Monday, January 11, 2010

The Year of Yes (by Maria Dahvana Headley)

Another "do blah-di-blah for a year and then write about it" book, but I can't help it; these fluffy little books go faster than the giant tomes I am concurrently reading.

At first I was put off by this book a little. The writer is very self-conscious and self-indulgent--her acknowledgments are three pages long, each chapter has a heading and a subheading, and there is tons of literary name dropping. There are also some embarrassingly torturous metaphors. You can tell she wants to be taken seriously as a Writer, when I wish she would just tell her story. From page two, to give you an example:

The noises of NYC had ceased to metamorphose into the hopeful bird trills and tender love songs I'd imagined when I'd first arrived, a year before, and instead sounded like what they were: garbage trucks, honking horns, and the occasional cockroach scuttle. Granted, my last doomed relationship had been significantly more crow than canary, and more Nirvana than Sinatra.

She also name-drops, within the first two pages, Sartre, Kierkegaard, Aeschylus, Wagner, and Dorothy Parker. It is quite frankly exhausting.

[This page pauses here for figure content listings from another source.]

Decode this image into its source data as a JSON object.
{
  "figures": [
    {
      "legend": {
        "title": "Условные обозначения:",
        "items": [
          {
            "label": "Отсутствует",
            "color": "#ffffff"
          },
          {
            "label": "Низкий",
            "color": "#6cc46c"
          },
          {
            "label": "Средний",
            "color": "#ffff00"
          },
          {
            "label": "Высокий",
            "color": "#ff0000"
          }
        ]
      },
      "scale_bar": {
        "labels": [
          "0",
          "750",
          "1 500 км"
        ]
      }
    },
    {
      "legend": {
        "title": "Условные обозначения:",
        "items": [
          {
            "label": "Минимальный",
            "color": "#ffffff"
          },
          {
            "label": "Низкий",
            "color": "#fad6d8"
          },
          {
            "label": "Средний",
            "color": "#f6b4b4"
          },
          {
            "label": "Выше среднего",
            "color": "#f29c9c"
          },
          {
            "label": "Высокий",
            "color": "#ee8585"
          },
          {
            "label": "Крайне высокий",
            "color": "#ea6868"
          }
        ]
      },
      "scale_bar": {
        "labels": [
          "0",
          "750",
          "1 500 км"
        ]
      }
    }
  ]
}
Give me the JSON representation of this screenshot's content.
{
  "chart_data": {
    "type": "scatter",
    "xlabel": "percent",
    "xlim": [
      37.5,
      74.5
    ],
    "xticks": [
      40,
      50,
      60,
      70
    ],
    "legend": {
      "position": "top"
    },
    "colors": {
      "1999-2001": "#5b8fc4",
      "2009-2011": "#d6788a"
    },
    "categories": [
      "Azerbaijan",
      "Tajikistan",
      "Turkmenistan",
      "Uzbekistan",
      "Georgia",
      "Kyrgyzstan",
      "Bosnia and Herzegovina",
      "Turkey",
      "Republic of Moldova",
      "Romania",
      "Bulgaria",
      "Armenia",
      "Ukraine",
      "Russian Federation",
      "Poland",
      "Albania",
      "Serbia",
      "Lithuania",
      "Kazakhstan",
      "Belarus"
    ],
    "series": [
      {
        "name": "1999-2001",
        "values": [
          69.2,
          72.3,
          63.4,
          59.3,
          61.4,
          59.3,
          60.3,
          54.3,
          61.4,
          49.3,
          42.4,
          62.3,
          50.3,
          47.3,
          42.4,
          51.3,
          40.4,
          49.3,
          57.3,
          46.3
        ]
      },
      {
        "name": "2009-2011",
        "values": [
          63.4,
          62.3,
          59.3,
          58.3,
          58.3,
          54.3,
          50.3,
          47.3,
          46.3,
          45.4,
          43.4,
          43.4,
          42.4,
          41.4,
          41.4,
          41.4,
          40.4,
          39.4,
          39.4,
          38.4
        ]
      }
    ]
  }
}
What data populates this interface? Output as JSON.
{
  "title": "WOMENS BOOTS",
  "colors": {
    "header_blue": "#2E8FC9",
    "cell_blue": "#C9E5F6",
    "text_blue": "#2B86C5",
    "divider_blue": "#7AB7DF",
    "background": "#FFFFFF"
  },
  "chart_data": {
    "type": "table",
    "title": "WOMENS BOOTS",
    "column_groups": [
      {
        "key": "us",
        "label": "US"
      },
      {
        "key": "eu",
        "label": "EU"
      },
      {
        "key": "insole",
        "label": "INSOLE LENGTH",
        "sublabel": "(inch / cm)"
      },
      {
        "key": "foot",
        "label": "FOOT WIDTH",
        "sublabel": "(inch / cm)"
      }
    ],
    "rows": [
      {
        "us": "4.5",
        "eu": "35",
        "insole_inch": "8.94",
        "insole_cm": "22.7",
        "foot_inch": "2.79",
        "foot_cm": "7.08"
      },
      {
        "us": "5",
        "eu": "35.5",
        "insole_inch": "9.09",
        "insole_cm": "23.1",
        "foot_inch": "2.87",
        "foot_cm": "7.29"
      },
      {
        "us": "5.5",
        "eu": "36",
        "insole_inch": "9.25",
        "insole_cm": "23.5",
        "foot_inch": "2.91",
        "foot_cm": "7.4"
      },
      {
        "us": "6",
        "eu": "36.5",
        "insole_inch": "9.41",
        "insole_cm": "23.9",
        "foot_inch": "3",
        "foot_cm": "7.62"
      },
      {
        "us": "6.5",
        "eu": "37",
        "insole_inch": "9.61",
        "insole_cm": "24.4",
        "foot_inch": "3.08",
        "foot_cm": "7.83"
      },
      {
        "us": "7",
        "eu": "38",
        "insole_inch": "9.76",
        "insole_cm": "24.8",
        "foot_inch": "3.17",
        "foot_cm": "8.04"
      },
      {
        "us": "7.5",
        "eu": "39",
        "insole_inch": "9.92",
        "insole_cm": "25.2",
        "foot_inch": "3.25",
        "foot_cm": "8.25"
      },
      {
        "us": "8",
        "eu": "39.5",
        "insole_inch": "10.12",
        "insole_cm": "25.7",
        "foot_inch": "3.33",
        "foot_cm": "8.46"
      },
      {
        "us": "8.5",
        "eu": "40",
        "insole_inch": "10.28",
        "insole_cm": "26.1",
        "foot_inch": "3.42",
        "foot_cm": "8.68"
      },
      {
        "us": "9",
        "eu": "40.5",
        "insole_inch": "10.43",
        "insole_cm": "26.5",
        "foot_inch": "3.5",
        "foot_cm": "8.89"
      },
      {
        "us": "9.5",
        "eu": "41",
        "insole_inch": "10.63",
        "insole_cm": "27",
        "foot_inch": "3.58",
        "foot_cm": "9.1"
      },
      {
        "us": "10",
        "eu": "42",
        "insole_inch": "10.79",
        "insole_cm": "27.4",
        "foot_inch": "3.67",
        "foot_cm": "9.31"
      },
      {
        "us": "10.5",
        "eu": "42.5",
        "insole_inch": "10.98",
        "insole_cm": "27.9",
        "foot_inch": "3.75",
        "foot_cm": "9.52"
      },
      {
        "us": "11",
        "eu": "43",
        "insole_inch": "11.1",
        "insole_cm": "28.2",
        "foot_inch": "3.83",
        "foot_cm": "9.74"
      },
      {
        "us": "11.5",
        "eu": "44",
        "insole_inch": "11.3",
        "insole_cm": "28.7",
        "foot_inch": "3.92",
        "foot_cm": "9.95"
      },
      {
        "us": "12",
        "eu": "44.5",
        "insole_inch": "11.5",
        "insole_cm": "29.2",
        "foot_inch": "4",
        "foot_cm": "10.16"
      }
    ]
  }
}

When she settles into it (or when I got used to it) I was able to enjoy the story for what it was--an honest and interesting memoir about a year spent saying yes to anyone and everyone who asked her on a date. And ultimately she did seem like a cool, risk-taker type person, who has a good heart, but maybe needs to dial down the Writerly Affectation a little. So I did like it okay in the end. But I have to say I liked Julie & Julia better.